Inefficient order processing

Inefficient order processing can also be a challenge in the O2C process. If it's not processed quickly and accurately when a customer places an order, it can lead to delays in fulfillment and payment. It's vital that your entire organization is on the same page and using company software to its fullest potential.

To improve order processing efficiency, it is essential to have clear processes in place for receiving and entering orders. This may include establishing standard order forms and processes, training employees on the processing procedures, and automating certain aspects of the process where possible. If order fulfillment is slow or inefficient, it will reflect badly on your company.


Lack of visibility

A lack of visibility into the O2C process can also be a challenge for companies. Without visibility into the status of orders, invoices, and payments, it can be difficult to manage the process effectively and identify areas for improvement.

To improve visibility into the O2C process, companies can implement software solutions such as ERPs, Order Management Systems, or CRM tools, that provide real-time data on the status of orders, invoices, and payments. This can help to identify bottlenecks and areas for improvement, and enable companies to make data-driven decisions to improve the OTC process.
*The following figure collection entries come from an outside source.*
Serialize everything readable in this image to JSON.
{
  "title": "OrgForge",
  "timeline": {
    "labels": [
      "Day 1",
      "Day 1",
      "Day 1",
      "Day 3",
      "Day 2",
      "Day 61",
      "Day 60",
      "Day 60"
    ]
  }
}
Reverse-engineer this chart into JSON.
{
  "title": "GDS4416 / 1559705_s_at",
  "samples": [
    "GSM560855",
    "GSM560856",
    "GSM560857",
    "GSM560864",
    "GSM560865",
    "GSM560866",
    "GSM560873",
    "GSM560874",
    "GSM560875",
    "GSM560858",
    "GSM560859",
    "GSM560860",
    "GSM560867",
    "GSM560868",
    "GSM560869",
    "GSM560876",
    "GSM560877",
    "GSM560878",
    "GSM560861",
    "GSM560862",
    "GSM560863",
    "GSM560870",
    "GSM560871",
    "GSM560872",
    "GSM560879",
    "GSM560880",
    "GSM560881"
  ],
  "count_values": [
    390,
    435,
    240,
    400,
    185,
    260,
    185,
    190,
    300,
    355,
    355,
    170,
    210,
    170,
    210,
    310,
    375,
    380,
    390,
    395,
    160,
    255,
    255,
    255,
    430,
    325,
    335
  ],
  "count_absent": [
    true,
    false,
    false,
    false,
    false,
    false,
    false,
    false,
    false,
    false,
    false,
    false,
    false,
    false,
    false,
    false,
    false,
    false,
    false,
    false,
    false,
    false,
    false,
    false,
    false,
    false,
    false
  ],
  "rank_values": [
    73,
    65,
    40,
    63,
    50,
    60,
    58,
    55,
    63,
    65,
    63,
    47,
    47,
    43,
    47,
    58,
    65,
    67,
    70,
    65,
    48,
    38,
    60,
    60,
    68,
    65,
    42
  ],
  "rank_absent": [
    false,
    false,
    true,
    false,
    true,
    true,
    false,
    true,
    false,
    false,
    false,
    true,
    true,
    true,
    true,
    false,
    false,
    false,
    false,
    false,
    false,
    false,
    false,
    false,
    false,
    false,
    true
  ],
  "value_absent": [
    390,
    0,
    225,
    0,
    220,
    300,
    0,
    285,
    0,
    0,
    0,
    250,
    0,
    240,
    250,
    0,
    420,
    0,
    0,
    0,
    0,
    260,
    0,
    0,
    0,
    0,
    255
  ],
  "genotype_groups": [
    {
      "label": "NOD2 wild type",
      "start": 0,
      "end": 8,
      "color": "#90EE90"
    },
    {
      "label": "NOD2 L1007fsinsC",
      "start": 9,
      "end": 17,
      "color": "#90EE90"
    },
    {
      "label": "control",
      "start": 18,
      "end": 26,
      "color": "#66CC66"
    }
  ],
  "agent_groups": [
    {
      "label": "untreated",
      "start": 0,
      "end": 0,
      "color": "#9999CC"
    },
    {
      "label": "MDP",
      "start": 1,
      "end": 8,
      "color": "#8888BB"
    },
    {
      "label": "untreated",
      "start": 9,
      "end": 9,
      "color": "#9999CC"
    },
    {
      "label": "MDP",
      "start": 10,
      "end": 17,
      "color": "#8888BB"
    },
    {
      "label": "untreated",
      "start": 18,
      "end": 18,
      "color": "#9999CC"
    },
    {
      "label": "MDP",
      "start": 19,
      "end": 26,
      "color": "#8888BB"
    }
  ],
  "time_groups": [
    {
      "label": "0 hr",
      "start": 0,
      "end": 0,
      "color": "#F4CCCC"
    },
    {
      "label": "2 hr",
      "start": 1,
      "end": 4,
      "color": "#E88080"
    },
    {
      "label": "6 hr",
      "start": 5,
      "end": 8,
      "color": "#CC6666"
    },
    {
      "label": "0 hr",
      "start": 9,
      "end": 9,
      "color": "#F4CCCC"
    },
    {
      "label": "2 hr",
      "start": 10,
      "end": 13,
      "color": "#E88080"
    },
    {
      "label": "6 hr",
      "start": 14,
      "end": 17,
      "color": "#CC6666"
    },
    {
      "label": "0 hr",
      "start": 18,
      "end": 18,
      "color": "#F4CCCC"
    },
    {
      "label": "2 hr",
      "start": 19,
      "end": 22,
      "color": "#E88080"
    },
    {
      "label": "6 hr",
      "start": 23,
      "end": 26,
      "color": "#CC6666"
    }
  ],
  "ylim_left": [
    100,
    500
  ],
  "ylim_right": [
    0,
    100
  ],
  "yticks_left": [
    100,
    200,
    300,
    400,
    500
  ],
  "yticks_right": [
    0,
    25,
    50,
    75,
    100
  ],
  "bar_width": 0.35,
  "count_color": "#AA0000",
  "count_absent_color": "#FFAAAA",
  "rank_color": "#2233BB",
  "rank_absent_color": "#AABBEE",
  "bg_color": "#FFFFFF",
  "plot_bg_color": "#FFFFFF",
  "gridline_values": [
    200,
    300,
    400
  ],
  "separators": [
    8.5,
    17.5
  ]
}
Order to cash best practices 

To effectively manage the O2C process in B2B payments, there are several best practices that companies can implement. Let's take a closer look at some of these best practices.


Establish clear terms

Establishing clear payment terms is critical to managing the order to cash cycle effectively. This includes establishing payment due dates, late payment fees, and credit limits for customers. Clear terms can help to avoid disputes and delays in payment, and ensure that the company has a healthy cash flow.
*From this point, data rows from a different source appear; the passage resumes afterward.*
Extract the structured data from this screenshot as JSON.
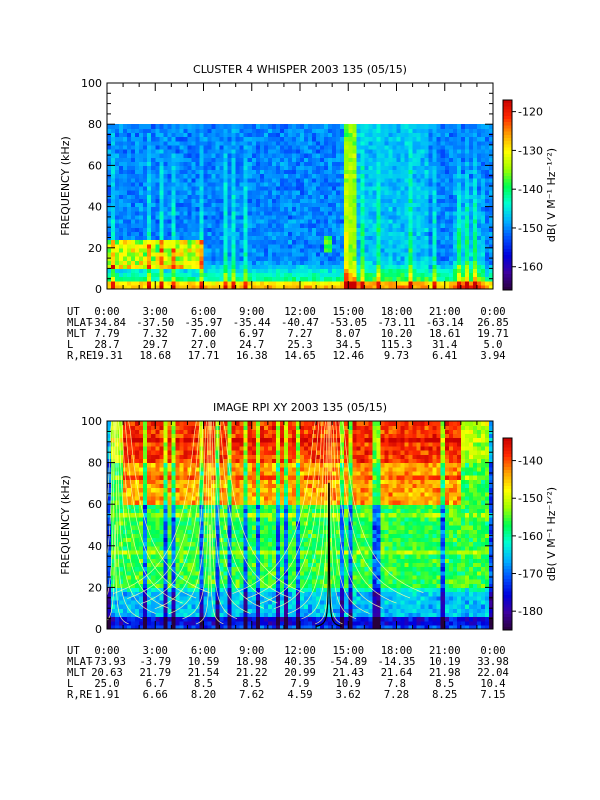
{
  "chart_data": [
    {
      "type": "heatmap",
      "title": "CLUSTER 4 WHISPER 2003 135 (05/15)",
      "ylabel": "FREQUENCY (kHz)",
      "ylim": [
        0,
        100
      ],
      "yticks": [
        "0",
        "20",
        "40",
        "60",
        "80",
        "100"
      ],
      "data_ceiling_khz": 80,
      "colorbar": {
        "label": "dB( V M⁻¹ Hz⁻¹ᐟ²)",
        "ticks": [
          "-120",
          "-130",
          "-140",
          "-150",
          "-160"
        ],
        "range": [
          -166,
          -117
        ]
      },
      "xlim_hours": [
        0,
        24
      ],
      "ephemeris": {
        "labels": [
          "UT",
          "MLAT",
          "MLT",
          "L",
          "R,RE"
        ],
        "rows": [
          [
            "0:00",
            "3:00",
            "6:00",
            "9:00",
            "12:00",
            "15:00",
            "18:00",
            "21:00",
            "0:00"
          ],
          [
            "-34.84",
            "-37.50",
            "-35.97",
            "-35.44",
            "-40.47",
            "-53.05",
            "-73.11",
            "-63.14",
            "26.85"
          ],
          [
            "7.79",
            "7.32",
            "7.00",
            "6.97",
            "7.27",
            "8.07",
            "10.20",
            "18.61",
            "19.71"
          ],
          [
            "28.7",
            "29.7",
            "27.0",
            "24.7",
            "25.3",
            "34.5",
            "115.3",
            "31.4",
            "5.0"
          ],
          [
            "19.31",
            "18.68",
            "17.71",
            "16.38",
            "14.65",
            "12.46",
            "9.73",
            "6.41",
            "3.94"
          ]
        ]
      }
    },
    {
      "type": "heatmap",
      "title": "IMAGE RPI XY 2003 135 (05/15)",
      "ylabel": "FREQUENCY (kHz)",
      "ylim": [
        0,
        100
      ],
      "yticks": [
        "0",
        "20",
        "40",
        "60",
        "80",
        "100"
      ],
      "colorbar": {
        "label": "dB( V M⁻¹ Hz⁻¹ᐟ²)",
        "ticks": [
          "-140",
          "-150",
          "-160",
          "-170",
          "-180"
        ],
        "range": [
          -185,
          -134
        ]
      },
      "xlim_hours": [
        0,
        24
      ],
      "ephemeris": {
        "labels": [
          "UT",
          "MLAT",
          "MLT",
          "L",
          "R,RE"
        ],
        "rows": [
          [
            "0:00",
            "3:00",
            "6:00",
            "9:00",
            "12:00",
            "15:00",
            "18:00",
            "21:00",
            "0:00"
          ],
          [
            "-73.93",
            "-3.79",
            "10.59",
            "18.98",
            "40.35",
            "-54.89",
            "-14.35",
            "10.19",
            "33.98"
          ],
          [
            "20.63",
            "21.79",
            "21.54",
            "21.22",
            "20.99",
            "21.43",
            "21.64",
            "21.98",
            "22.04"
          ],
          [
            "25.0",
            "6.7",
            "8.5",
            "8.5",
            "7.9",
            "10.9",
            "7.8",
            "8.5",
            "10.4"
          ],
          [
            "1.91",
            "6.66",
            "8.20",
            "7.62",
            "4.59",
            "3.62",
            "7.28",
            "8.25",
            "7.15"
          ]
        ]
      }
    }
  ],
  "colors": {
    "scale": [
      "#28003c",
      "#3c00a0",
      "#0000dc",
      "#0050ff",
      "#00b4ff",
      "#00ffd2",
      "#00ff50",
      "#a0ff00",
      "#ffff00",
      "#ffa000",
      "#ff2800",
      "#c80000"
    ]
  }
}
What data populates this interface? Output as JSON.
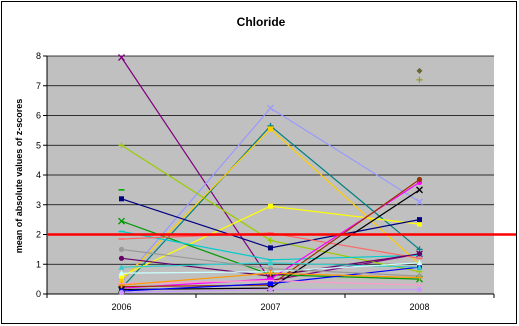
{
  "chart_data": {
    "type": "line",
    "title": "Chloride",
    "xlabel": "",
    "ylabel": "mean of absolute values of z-scores",
    "categories": [
      "2006",
      "2007",
      "2008"
    ],
    "ylim": [
      0,
      8
    ],
    "yticks": [
      "0",
      "1",
      "2",
      "3",
      "4",
      "5",
      "6",
      "7",
      "8"
    ],
    "grid": true,
    "plot_background": "#c0c0c0",
    "reference_line": {
      "y": 2,
      "color": "#ff0000"
    },
    "series": [
      {
        "color": "#800080",
        "marker": "x",
        "values": [
          7.95,
          0.45,
          1.35
        ]
      },
      {
        "color": "#9999ff",
        "marker": "x",
        "values": [
          0.4,
          6.25,
          3.1
        ]
      },
      {
        "color": "#008080",
        "marker": "plus",
        "values": [
          0.2,
          5.65,
          1.5
        ]
      },
      {
        "color": "#ffcc00",
        "marker": "square",
        "values": [
          0.45,
          5.55,
          1.0
        ]
      },
      {
        "color": "#99cc00",
        "marker": "plus",
        "values": [
          5.0,
          1.8,
          0.75
        ]
      },
      {
        "color": "#ffff00",
        "marker": "square",
        "values": [
          0.6,
          2.95,
          2.35
        ]
      },
      {
        "color": "#000080",
        "marker": "square",
        "values": [
          3.2,
          1.55,
          2.5
        ]
      },
      {
        "color": "#009900",
        "marker": "x",
        "values": [
          2.45,
          0.65,
          0.5
        ]
      },
      {
        "color": "#00cccc",
        "marker": "dash",
        "values": [
          2.1,
          1.15,
          1.3
        ]
      },
      {
        "color": "#ff6666",
        "marker": "dash",
        "values": [
          1.85,
          2.05,
          1.2
        ]
      },
      {
        "color": "#660066",
        "marker": "circle",
        "values": [
          1.2,
          0.6,
          1.35
        ]
      },
      {
        "color": "#ff00ff",
        "marker": "circle",
        "values": [
          0.2,
          0.5,
          3.75
        ]
      },
      {
        "color": "#993300",
        "marker": "circle",
        "values": [
          0.25,
          0.3,
          3.85
        ]
      },
      {
        "color": "#000000",
        "marker": "x",
        "values": [
          0.15,
          0.2,
          3.5
        ]
      },
      {
        "color": "#0000ff",
        "marker": "square",
        "values": [
          0.1,
          0.35,
          0.9
        ]
      },
      {
        "color": "#33cccc",
        "marker": "triangle",
        "values": [
          0.9,
          1.05,
          0.9
        ]
      },
      {
        "color": "#ccffff",
        "marker": "triangle",
        "values": [
          0.7,
          0.75,
          1.05
        ]
      },
      {
        "color": "#ff99cc",
        "marker": "dash",
        "values": [
          0.35,
          0.45,
          0.3
        ]
      },
      {
        "color": "#999999",
        "marker": "circle",
        "values": [
          1.5,
          0.85,
          0.6
        ]
      },
      {
        "color": "#cc99ff",
        "marker": "circle",
        "values": [
          0.05,
          0.15,
          0.15
        ]
      },
      {
        "color": "#ff9900",
        "marker": "plus",
        "values": [
          0.3,
          0.7,
          0.55
        ]
      },
      {
        "color": "#666633",
        "marker": "diamond",
        "values": [
          null,
          null,
          7.5
        ]
      },
      {
        "color": "#999933",
        "marker": "plus",
        "values": [
          null,
          null,
          7.2
        ]
      },
      {
        "color": "#00aa00",
        "marker": "dash",
        "values": [
          3.5,
          null,
          null
        ]
      }
    ]
  }
}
Explaining this clearly before a customer places an order will prevent issues with accounts receivable and result in smoother payment collections.


Automate processes where possible

Automating processes where possible can help to improve efficiency in the order to cash process. This may include automating the order processing system, invoicing, and payment processes. Automation can help to reduce errors, speed up processes, and free up employees to focus on more strategic tasks.

Enterprise resource planning software is typically used to automate many order to cash processes. Order management software can also supplement this workflow. For example, an invoicing system can automatically produce and send invoices, and a data management system can record performance data. Where possible, it's a good idea to automate an order to cash process to streamline customer orders and quickly process a customer order.


Monitor payment histories

Monitoring payment histories can help to identify potential issues with customers before they become a problem. This includes tracking customer payment behaviour and identifying customers who consistently pay late or have a history of disputes. This can help companies to adjust payment terms for these customers or take other actions to mitigate risks.


Implement a dispute resolution process

Implementing a dispute resolution process can help to resolve issues quickly and prevent them from escalating. This process should include a clear path for customers to report disputes, and a process for resolving disputes in a timely manner. A well-defined dispute resolution process can help to maintain positive relationships with customers and prevent disputes from negatively impacting the order to cash process. 



The OTC, O2C, or order-to-cash process is a critical aspect of B2B payments that involves several steps, including order processing, invoicing, payment, and fulfillment. Managing the O2C process can be challenging due to delayed payments, inaccurate invoicing, inefficient order processing, and a lack of visibility into the process. However, by implementing best practices such as establishing clear payment terms, automating processes where possible, monitoring payment histories, and implementing a dispute resolution process, companies can effectively manage the OTC process and improve their financial health.